Thrills! Chills! DDoS kills?! What will happen next, now that the infamous SQL Slammer worm has returned?

SQL Slammer, a fast-moving worm that generated a wave of distributed denial of service (DDoS) attacks in 2013, mysteriously resumed high levels of activity in late 2016 after more than a decade of dormancy.

According to a company blog post Thursday, Check Point Software Technologies detected a "massive" surge in SQL Slammer attacks between Nov. 28 and Dec. 4, 2016. "What we've been seeing is not the actual worm, but its attempts to reach more servers," said Maya Horowitz, group manager, threat Intelligence at Check Point, in an email interview with SC Media. "Therefore we cannot know for sure if any changes have been [made to] the worm or the vulnerabilities it exploits."
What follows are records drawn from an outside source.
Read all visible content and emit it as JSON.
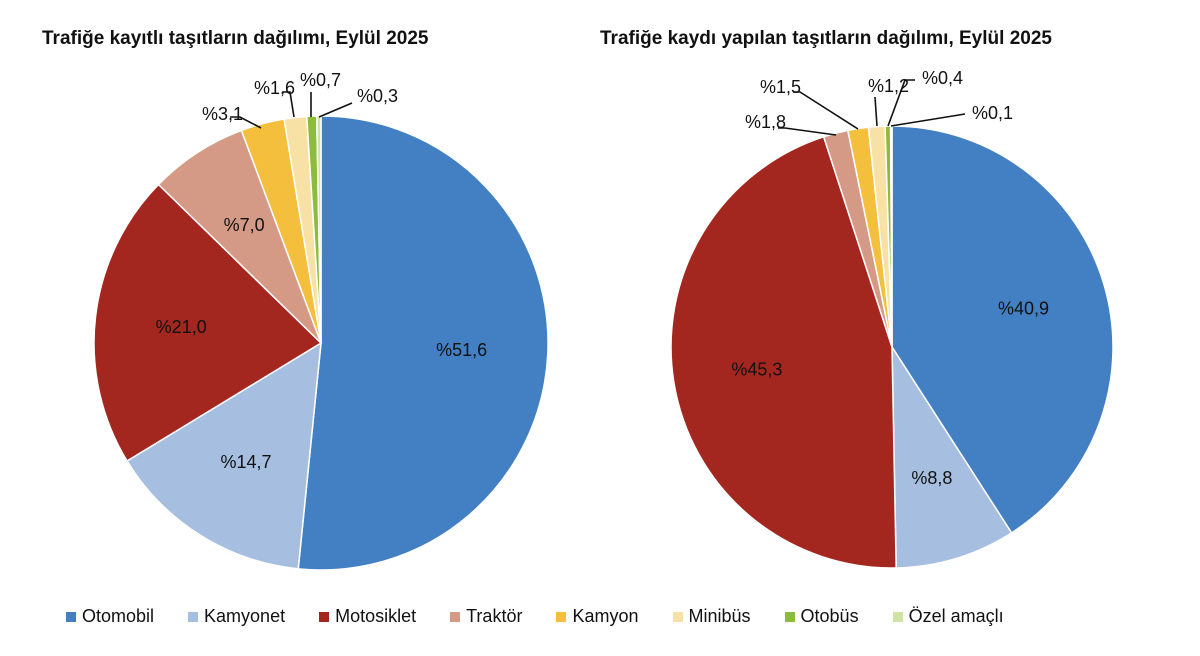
{
  "colors": {
    "Otomobil": "#4380c3",
    "Kamyonet": "#a6bfe1",
    "Motosiklet": "#a4271f",
    "Traktör": "#d49a85",
    "Kamyon": "#f4bf3c",
    "Minibüs": "#f8e1a5",
    "Otobüs": "#8cbc3c",
    "Özel amaçlı": "#cfe4a3"
  },
  "legend": [
    "Otomobil",
    "Kamyonet",
    "Motosiklet",
    "Traktör",
    "Kamyon",
    "Minibüs",
    "Otobüs",
    "Özel amaçlı"
  ],
  "chart_data": [
    {
      "type": "pie",
      "title": "Trafiğe kayıtlı taşıtların dağılımı, Eylül 2025",
      "categories": [
        "Otomobil",
        "Kamyonet",
        "Motosiklet",
        "Traktör",
        "Kamyon",
        "Minibüs",
        "Otobüs",
        "Özel amaçlı"
      ],
      "values": [
        51.6,
        14.7,
        21.0,
        7.0,
        3.1,
        1.6,
        0.7,
        0.3
      ],
      "labels": [
        "%51,6",
        "%14,7",
        "%21,0",
        "%7,0",
        "%3,1",
        "%1,6",
        "%0,7",
        "%0,3"
      ]
    },
    {
      "type": "pie",
      "title": "Trafiğe kaydı yapılan taşıtların dağılımı, Eylül 2025",
      "categories": [
        "Otomobil",
        "Kamyonet",
        "Motosiklet",
        "Traktör",
        "Kamyon",
        "Minibüs",
        "Otobüs",
        "Özel amaçlı"
      ],
      "values": [
        40.9,
        8.8,
        45.3,
        1.8,
        1.5,
        1.2,
        0.4,
        0.1
      ],
      "labels": [
        "%40,9",
        "%8,8",
        "%45,3",
        "%1,8",
        "%1,5",
        "%1,2",
        "%0,4",
        "%0,1"
      ]
    }
  ]
}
When it first surfaced in 2003, the worm managed to infect tens of thousands of servers and routers in a matter of minutes by exploiting a buffer overflow vulnerability (CVE-2002-0649) in Microsoft SQL Server 2000 or Microsoft SQL Server Data Engine 2000 – both of which are no longer supported.

These infected, exploited machines would then bombard ransom IP addresses with an enormous stream of malicious packets that would infect other vulnerable systems, while simultaneously overloading Internet-based network devices with traffic.

Microsoft patched this vulnerability in Jan. 2003 and over the years has issued multiple new versions of the affected products. This makes these latest attacks ever stranger, because unless the worm has evolved in some way, it is hard to imagine that users remain susceptible to this threat.

"One theory to why it's attempting to make a comeback is that cybercriminals are seeking easy ways to cause DoS and slow down the entire Internet, just like with the recent Mirai botnet," said Horowitz. "And reusing old malware is the easiest way."